Im Kern laufen alle Strategien des speziesistischen Sprachgebrauchs auf dasselbe hinaus, nämlich die Verbindung zwischen dem Schnitzel auf dem Teller und dem damit verbundenen Tier zu kappen. Wenn der Mensch bei seiner Mahlzeit keine emotionale Verbindung zu dem getöteten Tier aufbaut, dann entwickelt sich auch kein Störgefühl.

Im weiteren Verlauf dieses Artikels werden einige Strategien auf Ebene der Sprache dargestellt, die genau das zum Ziel haben. Vielleicht ist Strategie auch der falsche Begriff. Denn die meisten dieser Sprachmuster nutzen wir nicht bewusst, sondern haben das seit unserer Kindheit so eingeübt. Indem wir Menschen speziesistische Sprache erlernen und weitergeben, reproduzieren wir fortwährend die anthropozentrische Sicht auf die Welt und die unhinterfragte Akzeptanz von Tierausbeutung. 

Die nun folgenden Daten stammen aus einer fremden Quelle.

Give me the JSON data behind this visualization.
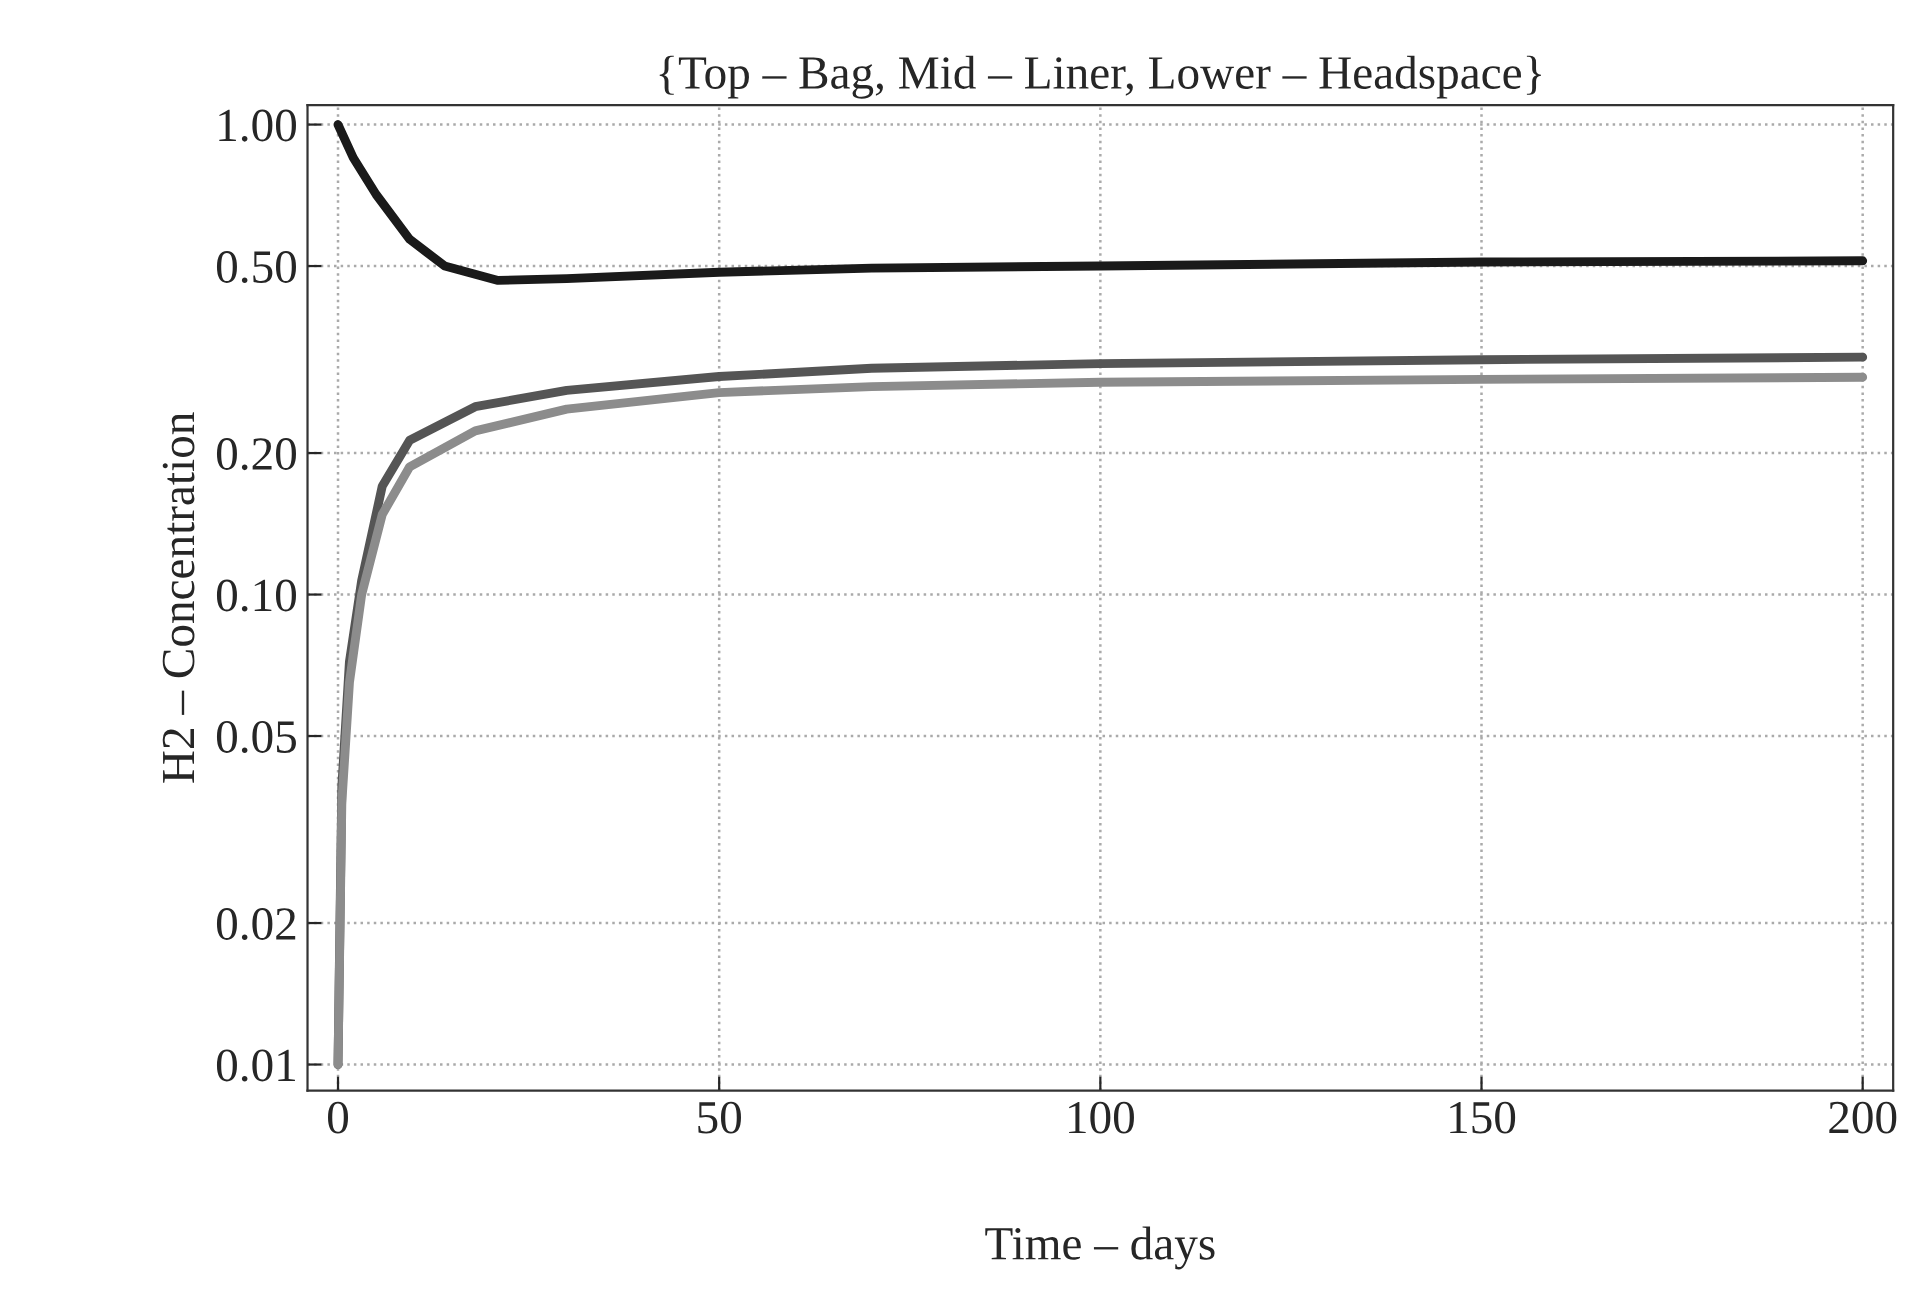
{
  "chart_data": {
    "type": "line",
    "title": "{Top – Bag, Mid – Liner, Lower – Headspace}",
    "xlabel": "Time – days",
    "ylabel": "H2 – Concentration",
    "log": "y",
    "grid": true,
    "marker": "none",
    "line_style": "solid",
    "xlim": [
      -4,
      204
    ],
    "xticks": [
      0,
      50,
      100,
      150,
      200
    ],
    "ylim": [
      0.0088,
      1.1
    ],
    "yticks": [
      {
        "value": 0.01,
        "label": "0.01"
      },
      {
        "value": 0.02,
        "label": "0.02"
      },
      {
        "value": 0.05,
        "label": "0.05"
      },
      {
        "value": 0.1,
        "label": "0.10"
      },
      {
        "value": 0.2,
        "label": "0.20"
      },
      {
        "value": 0.5,
        "label": "0.50"
      },
      {
        "value": 1.0,
        "label": "1.00"
      }
    ],
    "series": [
      {
        "color": "#1a1a1a",
        "x": [
          0,
          2,
          5,
          9.4,
          14,
          21,
          30,
          50,
          70,
          100,
          150,
          200
        ],
        "values": [
          1.0,
          0.85,
          0.71,
          0.57,
          0.5,
          0.466,
          0.47,
          0.485,
          0.495,
          0.5,
          0.51,
          0.513
        ]
      },
      {
        "color": "#555555",
        "x": [
          0,
          0.5,
          1.5,
          3.1,
          5.8,
          9.4,
          18,
          30,
          50,
          70,
          100,
          150,
          200
        ],
        "values": [
          0.01,
          0.039,
          0.072,
          0.107,
          0.17,
          0.213,
          0.251,
          0.272,
          0.291,
          0.303,
          0.31,
          0.316,
          0.32
        ]
      },
      {
        "color": "#8c8c8c",
        "x": [
          0,
          0.5,
          1.5,
          3.1,
          5.8,
          9.4,
          18,
          30,
          50,
          70,
          100,
          150,
          200
        ],
        "values": [
          0.01,
          0.036,
          0.065,
          0.1,
          0.148,
          0.187,
          0.223,
          0.248,
          0.269,
          0.277,
          0.283,
          0.287,
          0.29
        ]
      }
    ]
  }
}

Dabei geht es – mir zumindest – nicht darum, dass Menschen von heute auf morgen über Jahrzehnte angeeignete Sprachmuster über Bord werfen und konsequent durch eine tiergerechte, anti-speziesistische Sprache ersetzen. Doch es wäre schon viel geholfen, wenn sich mehr Menschen die sprachlichen Mechanismen bewusst machen, mit denen emotionale Distanz zu anderen Tieren und zum Töten derselben produziert wird, um das Thema Tiere essen dem Bereich der Emotionen zu entziehen. 

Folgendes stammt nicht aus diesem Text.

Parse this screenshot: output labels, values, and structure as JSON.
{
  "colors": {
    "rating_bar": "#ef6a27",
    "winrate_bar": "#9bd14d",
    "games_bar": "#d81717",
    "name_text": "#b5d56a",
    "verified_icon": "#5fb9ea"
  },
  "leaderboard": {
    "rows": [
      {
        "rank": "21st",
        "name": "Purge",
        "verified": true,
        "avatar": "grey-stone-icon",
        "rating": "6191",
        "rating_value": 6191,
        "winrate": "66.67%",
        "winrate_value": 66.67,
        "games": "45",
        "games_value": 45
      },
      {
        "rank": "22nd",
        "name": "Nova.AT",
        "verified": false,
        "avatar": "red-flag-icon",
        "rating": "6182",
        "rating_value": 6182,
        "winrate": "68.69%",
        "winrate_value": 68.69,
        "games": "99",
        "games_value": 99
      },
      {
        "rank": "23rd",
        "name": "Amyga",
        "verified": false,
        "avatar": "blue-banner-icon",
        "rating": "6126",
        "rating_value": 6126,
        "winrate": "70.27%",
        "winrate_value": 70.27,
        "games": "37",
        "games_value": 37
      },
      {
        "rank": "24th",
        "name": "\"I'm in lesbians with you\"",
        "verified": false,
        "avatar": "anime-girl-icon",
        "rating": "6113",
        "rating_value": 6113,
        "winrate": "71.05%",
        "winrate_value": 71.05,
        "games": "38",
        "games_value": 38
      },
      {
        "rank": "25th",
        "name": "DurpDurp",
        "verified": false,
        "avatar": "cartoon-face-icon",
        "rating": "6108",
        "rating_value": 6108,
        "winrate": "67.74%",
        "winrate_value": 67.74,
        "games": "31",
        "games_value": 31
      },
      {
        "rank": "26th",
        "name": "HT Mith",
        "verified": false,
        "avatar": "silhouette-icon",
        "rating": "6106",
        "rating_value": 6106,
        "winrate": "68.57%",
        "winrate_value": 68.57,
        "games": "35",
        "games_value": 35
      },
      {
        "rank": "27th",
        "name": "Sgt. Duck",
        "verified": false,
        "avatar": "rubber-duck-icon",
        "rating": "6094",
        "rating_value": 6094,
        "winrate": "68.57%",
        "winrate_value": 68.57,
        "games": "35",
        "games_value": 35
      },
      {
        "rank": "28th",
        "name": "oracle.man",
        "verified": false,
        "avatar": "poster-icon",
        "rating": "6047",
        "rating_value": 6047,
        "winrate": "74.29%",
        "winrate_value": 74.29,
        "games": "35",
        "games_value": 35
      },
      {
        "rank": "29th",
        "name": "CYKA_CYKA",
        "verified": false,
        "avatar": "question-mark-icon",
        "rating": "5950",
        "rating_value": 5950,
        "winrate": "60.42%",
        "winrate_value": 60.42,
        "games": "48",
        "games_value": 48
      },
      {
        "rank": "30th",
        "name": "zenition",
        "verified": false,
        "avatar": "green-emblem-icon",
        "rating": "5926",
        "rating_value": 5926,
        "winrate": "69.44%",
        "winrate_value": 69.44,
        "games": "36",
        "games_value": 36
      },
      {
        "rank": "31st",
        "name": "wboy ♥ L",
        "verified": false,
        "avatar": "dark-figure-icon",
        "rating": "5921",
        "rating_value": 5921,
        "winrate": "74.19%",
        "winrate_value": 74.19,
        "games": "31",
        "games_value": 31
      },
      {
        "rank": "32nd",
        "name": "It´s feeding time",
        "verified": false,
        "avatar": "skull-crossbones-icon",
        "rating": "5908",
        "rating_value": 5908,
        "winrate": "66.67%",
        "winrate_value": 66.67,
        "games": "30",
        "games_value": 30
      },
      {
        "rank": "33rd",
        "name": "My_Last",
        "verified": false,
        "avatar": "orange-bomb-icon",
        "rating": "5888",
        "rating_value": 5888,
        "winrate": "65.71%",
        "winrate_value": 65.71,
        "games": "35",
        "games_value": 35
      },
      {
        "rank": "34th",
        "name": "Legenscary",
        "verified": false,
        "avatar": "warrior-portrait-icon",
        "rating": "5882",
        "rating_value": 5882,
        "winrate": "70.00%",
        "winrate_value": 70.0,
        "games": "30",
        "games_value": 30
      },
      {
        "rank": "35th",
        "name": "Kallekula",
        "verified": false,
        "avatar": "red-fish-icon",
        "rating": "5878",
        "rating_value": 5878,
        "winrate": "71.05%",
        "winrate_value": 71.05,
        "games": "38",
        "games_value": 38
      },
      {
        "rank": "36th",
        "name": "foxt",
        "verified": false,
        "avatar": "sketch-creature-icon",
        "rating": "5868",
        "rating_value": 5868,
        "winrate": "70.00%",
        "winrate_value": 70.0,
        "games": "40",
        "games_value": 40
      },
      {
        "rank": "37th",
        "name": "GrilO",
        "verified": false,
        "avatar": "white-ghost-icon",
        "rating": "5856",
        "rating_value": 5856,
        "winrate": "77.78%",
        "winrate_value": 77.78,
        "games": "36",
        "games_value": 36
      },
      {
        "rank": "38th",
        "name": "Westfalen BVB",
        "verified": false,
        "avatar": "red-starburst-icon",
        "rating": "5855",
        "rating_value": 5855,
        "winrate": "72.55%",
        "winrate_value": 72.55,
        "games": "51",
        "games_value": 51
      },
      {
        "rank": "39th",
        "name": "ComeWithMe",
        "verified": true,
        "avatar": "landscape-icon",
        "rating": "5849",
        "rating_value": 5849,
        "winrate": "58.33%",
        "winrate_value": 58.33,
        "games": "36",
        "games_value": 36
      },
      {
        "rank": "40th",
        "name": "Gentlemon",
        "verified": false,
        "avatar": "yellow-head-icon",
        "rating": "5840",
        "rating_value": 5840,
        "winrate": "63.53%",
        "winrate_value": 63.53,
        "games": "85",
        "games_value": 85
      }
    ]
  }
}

1. Dichotomie: Den Menschen sprachlich aus der Tierwelt herauslösen

Ein denkbar einfacher Weg, Distanz zwischen Menschen und den von ihnen genutzten Tieren aufzubauen, ist so zu tun, als seien Menschen selbst keine Tiere. Die Wendung ‘Menschen und Tiere’ rückt den Menschen in eine Sonderstellung und vermittelt den Eindruck, als stünde der Mensch außerhalb der Tierwelt bzw. hierarchisch über der Tierwelt. Das ignoriert jedoch, dass Menschen per Definition Tiere sind. Es gibt deutlich mehr Gemeinsamkeiten zwischen den Tierarten Mensch, Affe und Schwein, als es zwischen jeder dieser Säugetierarten auf der einen Seite und Vögeln, Reptilien, Insekten und Fischen auf der anderen Seite gibt.

Das macht es problematisch, die Sammelbezeichnung ‘Tiere’ in Abgrenzung zum Menschen zu gebrauchen. Denn dadurch wird die Spezies Mensch dichotom einer fiktionalen Kategorie ‘Tiere‘ gegenübergestellt, die von einfachen Einzellern bis hin zu Lebewesen mit hochkomplexem Sozialverhalten alle anderen Tiere umfasst. Implizit werden durch diesen Sprachgebrauch die menschliche Art auf- und alle anderen Tierarten abgewertet. Verfechter einer anti-speziesistischen Sprache schlagen daher vor, nicht von ‘Tieren’ sondern von ‘nicht-menschlichen Tieren’ zu sprechen. Auch wenn das sicher seine Berechtigung hat, dürfte das vielen Menschen zu sperrig für den alltäglichen Gebrauch erscheinen. Es würde aber schon helfen, die Wendung ‘Menschen und Tiere’ durch ‘Menschen und andere Tiere’ zu ersetzen.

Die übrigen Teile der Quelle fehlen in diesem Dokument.